For any eventDate that is inferred from literature, you should document the original date in the verbatimEventDate field.

  • decimalLongitude and decimalLatitude

First, if you have coordinate data, make sure they are converted into decimal degrees. If you do not have specific coordinate data then you must approximate the coordinates based on locality name. You can use the Marine Regions gazetteer to search for your region of interest and obtain midpoint coordinates. Guidelines for using this tool and for dealing with uncertain geolocations can be found here. You will have to make some comments in the georeferenceRemarks field if you are estimating coordinates.

  • scientificName

This field should contain only the originally documented scientific name down to the lowest possible taxon rank, even if there are misspellings or if it is a current synonym. Class or even Kingdom levels are accepted if more specific taxonomic levels are unknown. Comments about misspellings, etc. can be documented in the taxonRemarks field. Note that there may be special cases for eDNA and DNA derived data, see specific guidelines for these cases.

You may encounter challenges filling this field if the species name is based on description or if its taxonomy was uncertain at the time of sampling. For such uncertain taxonomy situations, see our guidelines here.

  • scientificNameID (strongly recommended)

If you cannot obtain the required Life Science Identifier (LSID) from taxon matching with WoRMS then you must contact World Register Marine Species to have an LSID created for your taxon. You will need to confirm that the species is marine. OBIS does not parse LSIDs from other sources (e.g., Integrated Taxonomic Information System, Catalog of Life), but if you want to include other LSIDs alongside the WoRMS LSID, they must be specified in a predictable format.

  • occurrenceStatus

Because occurrenceStatus is a binary field, “presence” or “absence”, this field can usually be easily inferred by data.

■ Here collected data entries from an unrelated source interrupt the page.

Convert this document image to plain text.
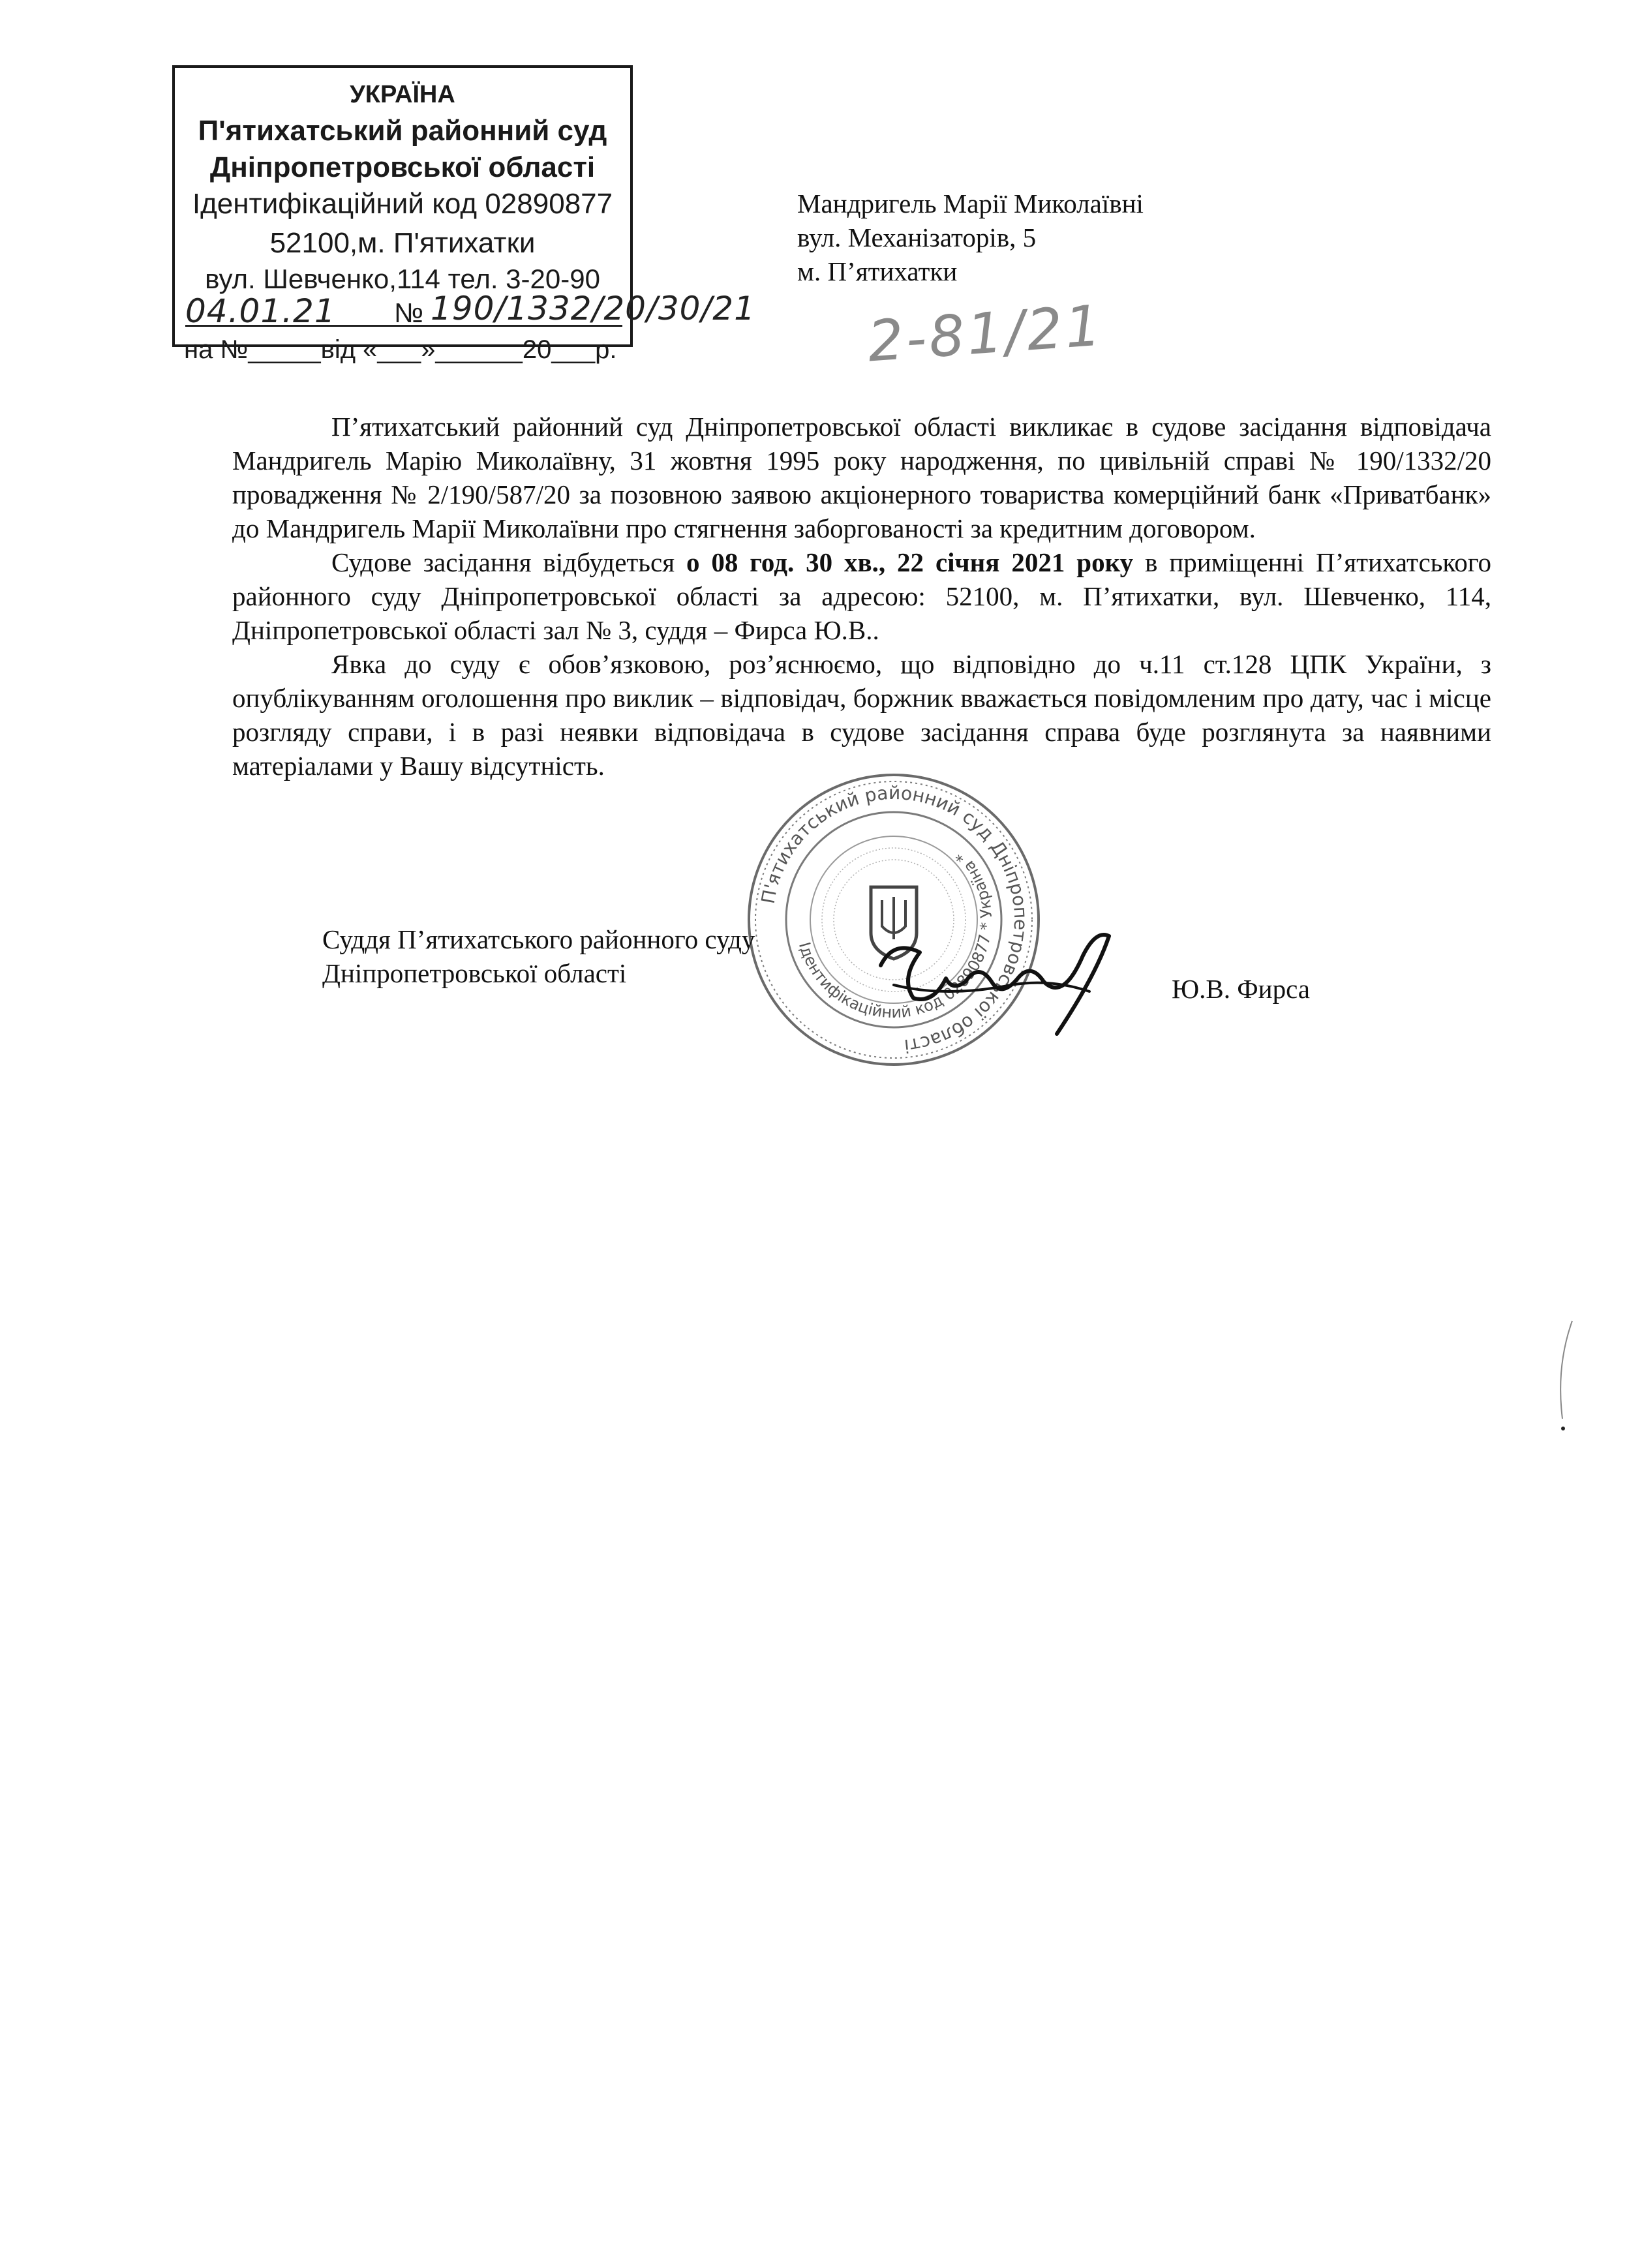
УКРАЇНА
П'ятихатський районний суд
Дніпропетровської області
Ідентифікаційний код 02890877
52100,м. П'ятихатки
вул. Шевченко,114 тел. 3-20-90
04.01.21 № 190/1332/20/30/21
на №_____від «___»______20___р.
Мандригель Марії Миколаївні
вул. Механізаторів, 5
м. П’ятихатки
2-81/21

П’ятихатський районний суд Дніпропетровської області викликає в судове засідання відповідача Мандригель Марію Миколаївну, 31 жовтня 1995 року народження, по цивільній справі № 190/1332/20 провадження № 2/190/587/20 за позовною заявою акціонерного товариства комерційний банк «Приватбанк» до Мандригель Марії Миколаївни про стягнення заборгованості за кредитним договором.

Судове засідання відбудеться о 08 год. 30 хв., 22 січня 2021 року в приміщенні П’ятихатського районного суду Дніпропетровської області за адресою: 52100, м. П’ятихатки, вул. Шевченко, 114, Дніпропетровської області зал № 3, суддя – Фирса Ю.В..

Явка до суду є обов’язковою, роз’яснюємо, що відповідно до ч.11 ст.128 ЦПК України, з опублікуванням оголошення про виклик – відповідач, боржник вважається повідомленим про дату, час і місце розгляду справи, і в разі неявки відповідача в судове засідання справа буде розглянута за наявними матеріалами у Вашу відсутність.

П'ятихатський районний суд Дніпропетровської області
Ідентифікаційний код 02890877 * Україна *
Суддя П’ятихатського районного суду
Дніпропетровської області
Ю.В. Фирса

If there are associated measurements or a record of an observation, the taxon in question would be present. If a particular species/taxa is present in one sample, but missing from another, then you could identify that species as absent from the second sample.

  • basisOfRecord

basisOfRecord distinguishes what type of record is in your data. For records pertaining to a collected or stored specimen, you must choose one of the following terms:

  • PreservedSpecimen
  • FossilSpecimen
  • LivingSpecimen

For records pertaining to an observation in the wild, you should use:

  • HumanObservation (e.g., observation in the wild)
  • MachineObservation (e.g., photograph, acoustic detection, etc.)
  • MaterialSample (e.g. DNA sequences, DNA detection)

For records pertaining to literature data, basisOfRecord should always reflect the evidence upon which the Occurrence record was based. For example, a researcher's record based on photographs should specify MachineObservation, otherwise specifications should be HumanObservation (see relevant GitHub discussion).

For specifics on when to use each of these and which other fields should be populated along with them, see the guidelines on record-level terms.